Under the hood, the preference model is an ensemble trained online (so it can update continuously) and its uncertainty controls how much feedback to request per generation (adaptive budget).

Fitness can then blend:

• “objective-ish” signals (metrics/degeneracy)
• “human preference” signals

So the system doesn’t just breed games that are non-broken—it breeds games that align with what you actually enjoy.
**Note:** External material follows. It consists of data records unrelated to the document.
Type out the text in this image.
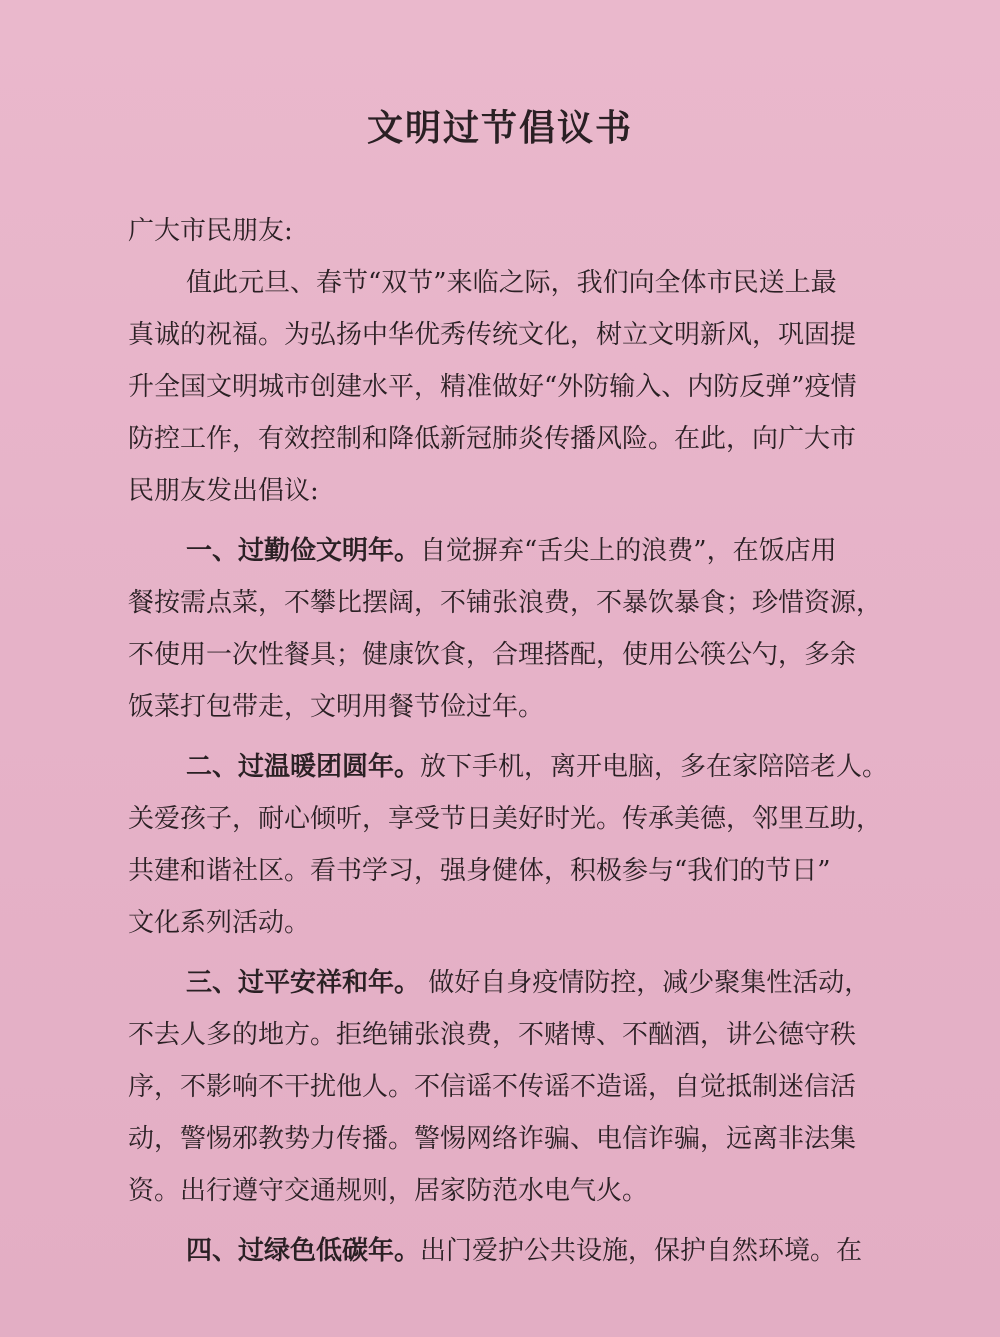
文明过节倡议书
广大市民朋友:
值此元旦、春节“双节”来临之际，我们向全体市民送上最
真诚的祝福。为弘扬中华优秀传统文化，树立文明新风，巩固提
升全国文明城市创建水平，精准做好“外防输入、内防反弹”疫情
防控工作，有效控制和降低新冠肺炎传播风险。在此，向广大市
民朋友发出倡议:
一、过勤俭文明年。自觉摒弃“舌尖上的浪费”，在饭店用
餐按需点菜，不攀比摆阔，不铺张浪费，不暴饮暴食；珍惜资源，
不使用一次性餐具；健康饮食，合理搭配，使用公筷公勺，多余
饭菜打包带走，文明用餐节俭过年。
二、过温暖团圆年。放下手机，离开电脑，多在家陪陪老人。
关爱孩子，耐心倾听，享受节日美好时光。传承美德，邻里互助，
共建和谐社区。看书学习，强身健体，积极参与“我们的节日”
文化系列活动。
三、过平安祥和年。 做好自身疫情防控，减少聚集性活动，
不去人多的地方。拒绝铺张浪费，不赌博、不酗酒，讲公德守秩
序，不影响不干扰他人。不信谣不传谣不造谣，自觉抵制迷信活
动，警惕邪教势力传播。警惕网络诈骗、电信诈骗，远离非法集
资。出行遵守交通规则，居家防范水电气火。
四、过绿色低碳年。出门爱护公共设施，保护自然环境。在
10) Why this can rediscover known games and invent new ones

If your DSL is expressive enough to describe the rules of an existing game, then in principle there exists a genome that encodes it. Evolution doesn’t need to “know” the game—it only needs:

1. Search operators that can reach that region of the rulespace (structural mutations, not just numeric tweaks)
2. Selection pressure that rewards the behaviors that make that game work (choice, balance, interaction, clean termination, etc.)
3. Diversity preservation so the system keeps exploring many styles instead of collapsing early

Once those are in place, rediscovery becomes a side-effect of searching a huge space under the right constraints. And invention is what happens when evolution stumbles into combinations nobody tried on purpose—then keeps them because the ecosystem rewards them.

The simplest mental model

If you want the non-technical version in one breath:

We generate lots of small rulesets, machine-play them thousands of times, score them for “does this behave like a real game?”, sort the survivors into many different “design neighborhoods,” keep the best in each neighborhood, then make mutated children from those survivors—occasionally learning from human taste and reusing discovered mechanics—until the map fills with strong and varied games.

That’s the evolutionary process: not magic, not random, but a relentless loop of variation + playtesting + selection + diversity.